Tiba-tiba ada rasa enggan menyeruak di dada Utari, menyaksikan interaksi keduanya. Dia ingin tetap di sana, memegang salah satu alat. Dia ingin berada di sisi pria itu, agar Bagus Pandhita selalu dalam pengawasan matanya.
"Bu Puspa, apa boleh saya tetap di sini?"
Puspa Ayu yang sudah hendak melangkah, langsung berhenti begitu saja, "Kenapa? Tidak sopan mengabaikan panggilan Ibu!"
"I---iya, Bu." Utari tidak dapat lagi mengelak. Akhirnya mereka berjalan beriringan menuju ke dalam rumah. Setelah berada di dapur, ternyata Naira sedang sibuk menata aneka jajan pasar di atas piring dibantu beberapa orang.
"Waah, akhirnya kalian datang. Tolong bantu Ibu menyiapkan camilan untuk mereka, ya. Nanti cah ayu juga harus belajar memainkan salah satu gamelan itu." Naira berceloteh riang, tanpa mengetahui jika Puspa Ayu langsung menatap Utari dengan sorot tidak suka.
"Iya, Bu." sahut Utari cepat.

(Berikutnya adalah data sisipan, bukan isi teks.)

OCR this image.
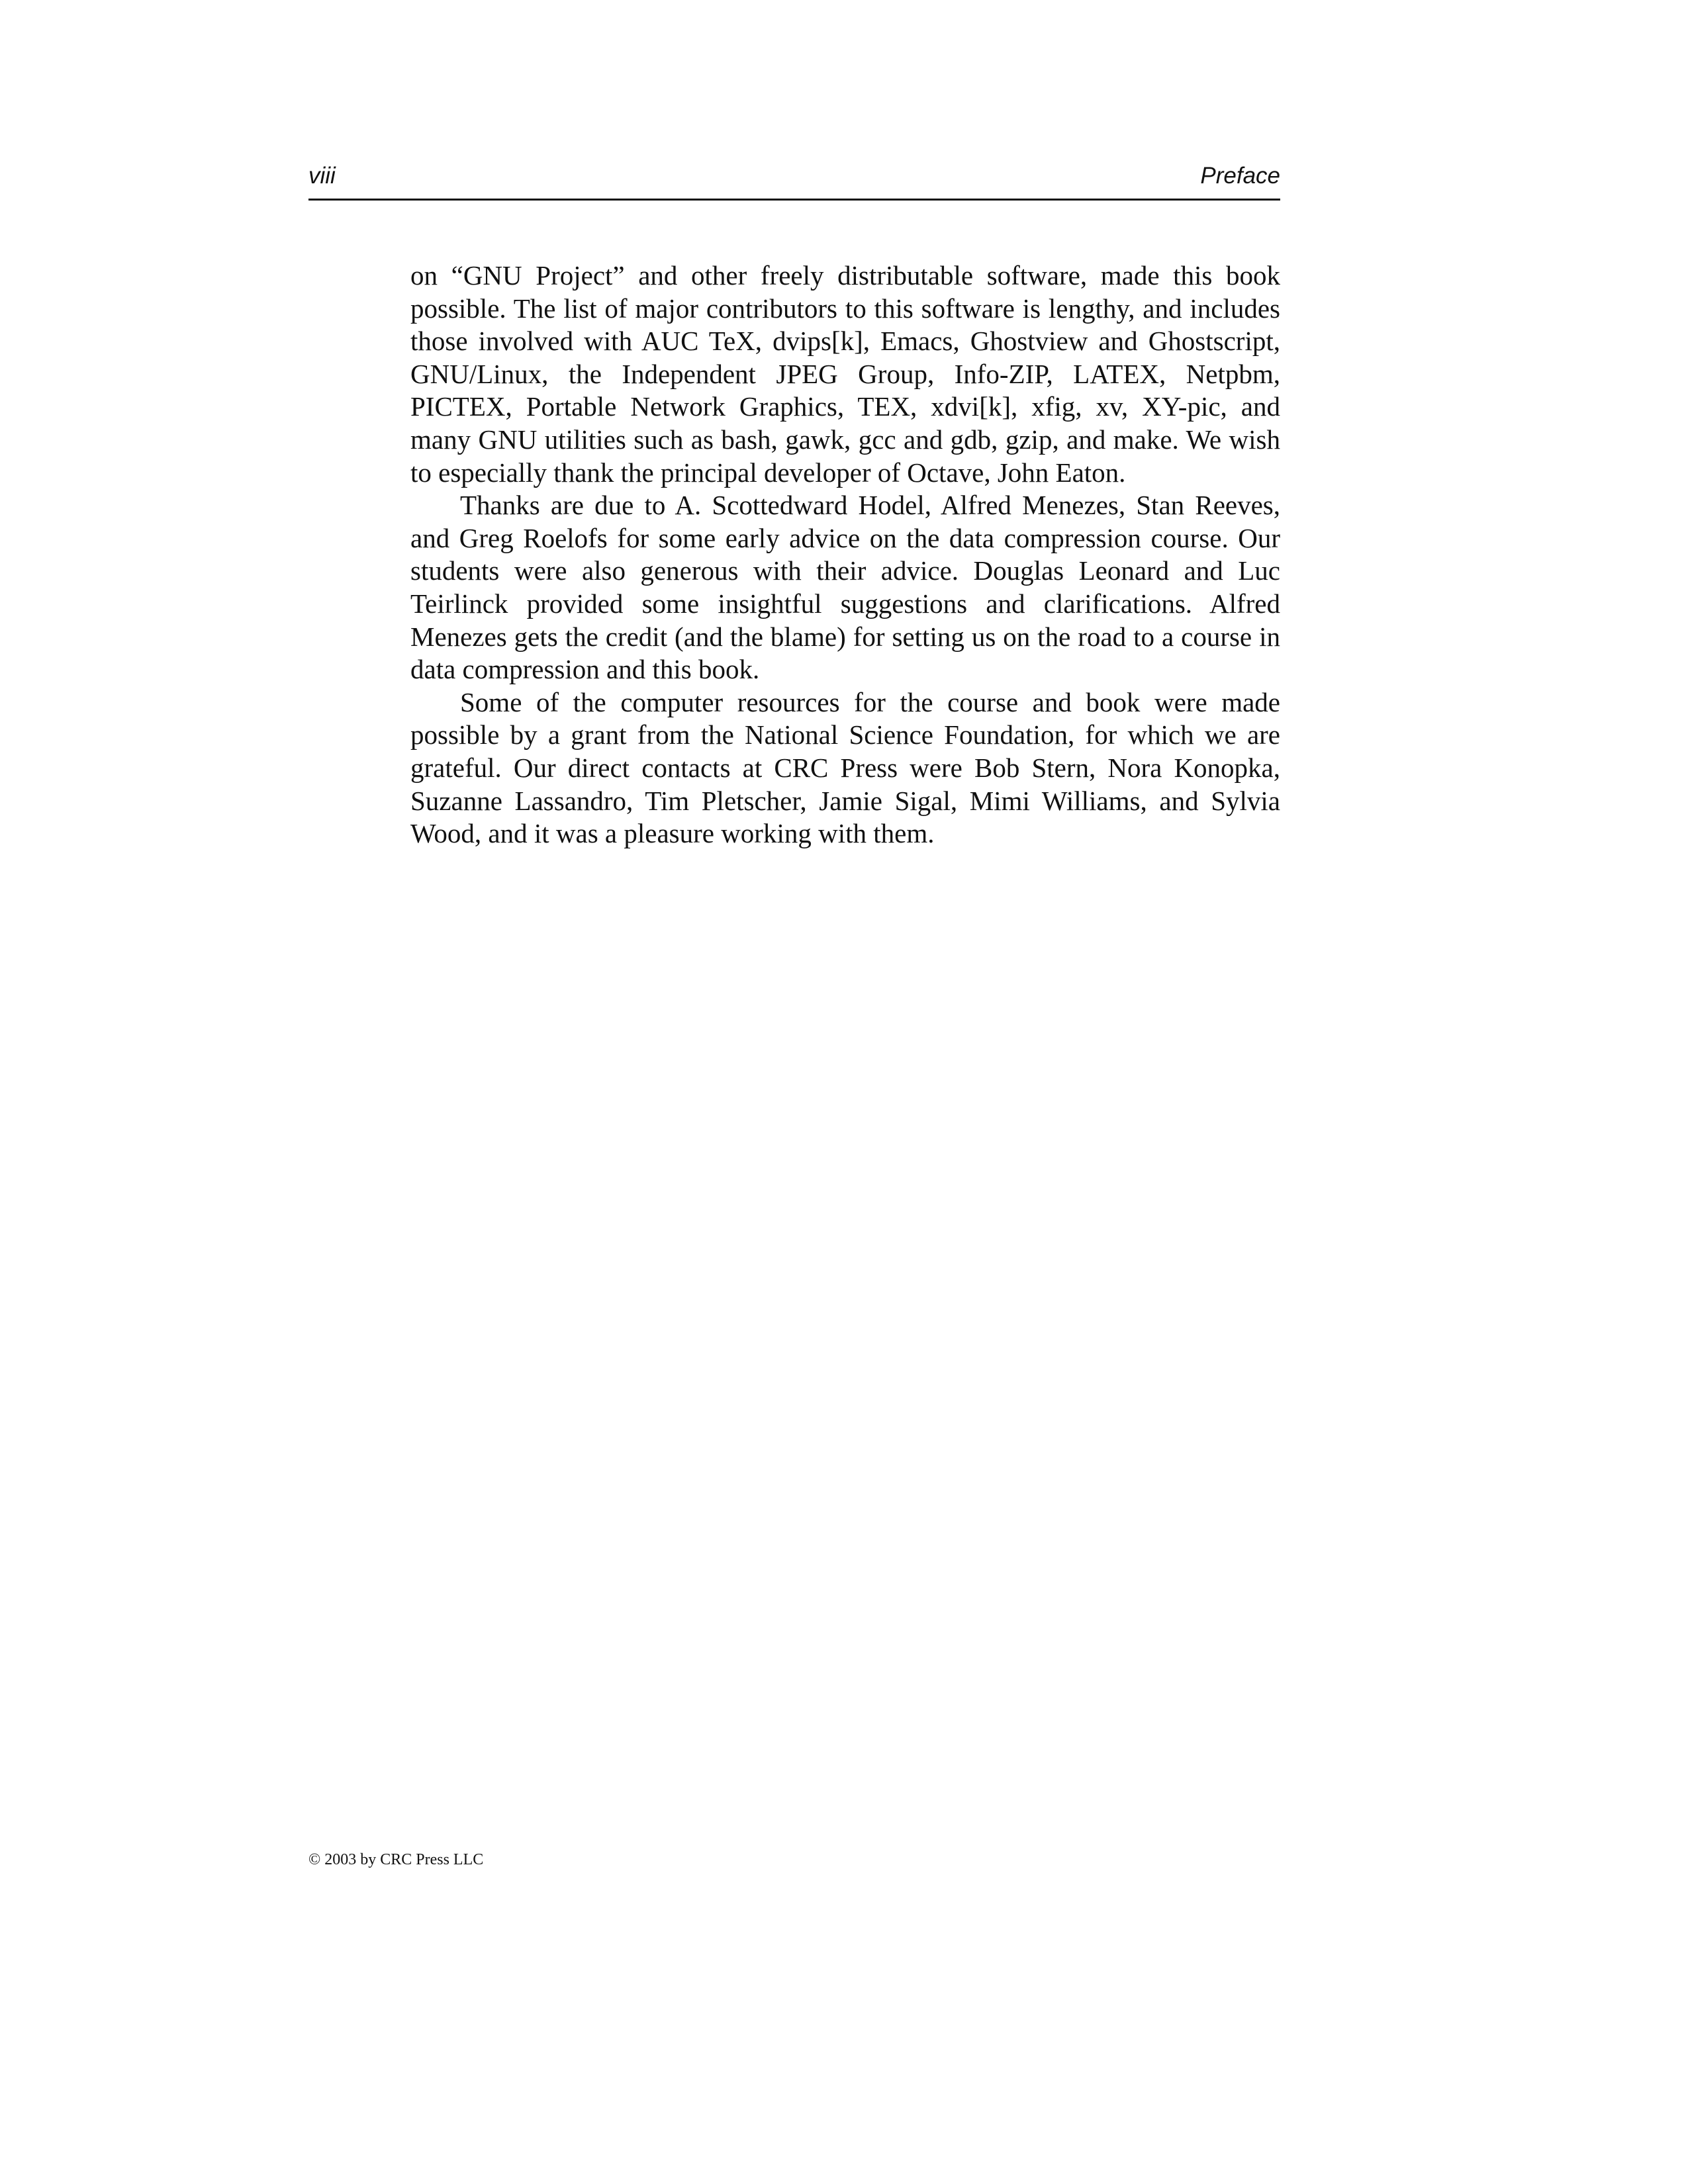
viii	Preface

on “GNU Project” and other freely distributable software, made this book possible. The list of major contributors to this software is lengthy, and includes those involved with AUC TeX, dvips[k], Emacs, Ghostview and Ghostscript, GNU/Linux, the Independent JPEG Group, Info-ZIP, LATEX, Netpbm, PICTEX, Portable Network Graphics, TEX, xdvi[k], xfig, xv, XY-pic, and many GNU utilities such as bash, gawk, gcc and gdb, gzip, and make. We wish to especially thank the principal developer of Octave, John Eaton.

Thanks are due to A. Scottedward Hodel, Alfred Menezes, Stan Reeves, and Greg Roelofs for some early advice on the data compression course. Our students were also generous with their advice. Douglas Leonard and Luc Teirlinck provided some insightful suggestions and clarifications. Alfred Menezes gets the credit (and the blame) for setting us on the road to a course in data compression and this book.

Some of the computer resources for the course and book were made possible by a grant from the National Science Foundation, for which we are grateful. Our direct contacts at CRC Press were Bob Stern, Nora Konopka, Suzanne Lassandro, Tim Pletscher, Jamie Sigal, Mimi Williams, and Sylvia Wood, and it was a pleasure working with them.

© 2003 by CRC Press LLC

Dia yakin ibu Bagus melupakan kesepakatan mereka. Utari berdoa dalam hati, semoga Puspa Ayu tidak curiga. Sebutan 'cah ayu' kepada dirinya sudah menandakan satu hal, bahwa ini bukan kali pertama dia menginjakkan kaki di rumah ini.
"Nak Puspa, Ibu dengar Nak Windri mau diambil Ki Mantep sebagai salah satu waranggana tetap, ya." Naira menyodorkan sepiring nagasari untuk diletakkan Utari di atas nampan.
"Saya dengar memang begitu."
"Beruntung sekali ya, dia. Pasti kita akan merindukan mendengarkan suaranya. Ibu sudah terbiasa mendengar suara merdunya seperti sekarang ini. Apa Mas Bagus sudah mencari pengganti Windri?"
"Sepertinya belum, Bu. Akhir-akhir ini jadwal Bapak, kan padat merayap."
"Kapan anak itu memikirkan dirinya sendiri? Ibu sudah tidak sabar melihatnya menikah dan memberi Ibu seorang cucu yang lucu." Naira melirik pada Utari yang berpura-pura menyibukkan diri dengan memperbaiki letak nampan, yang sesungguhnya sudah benar.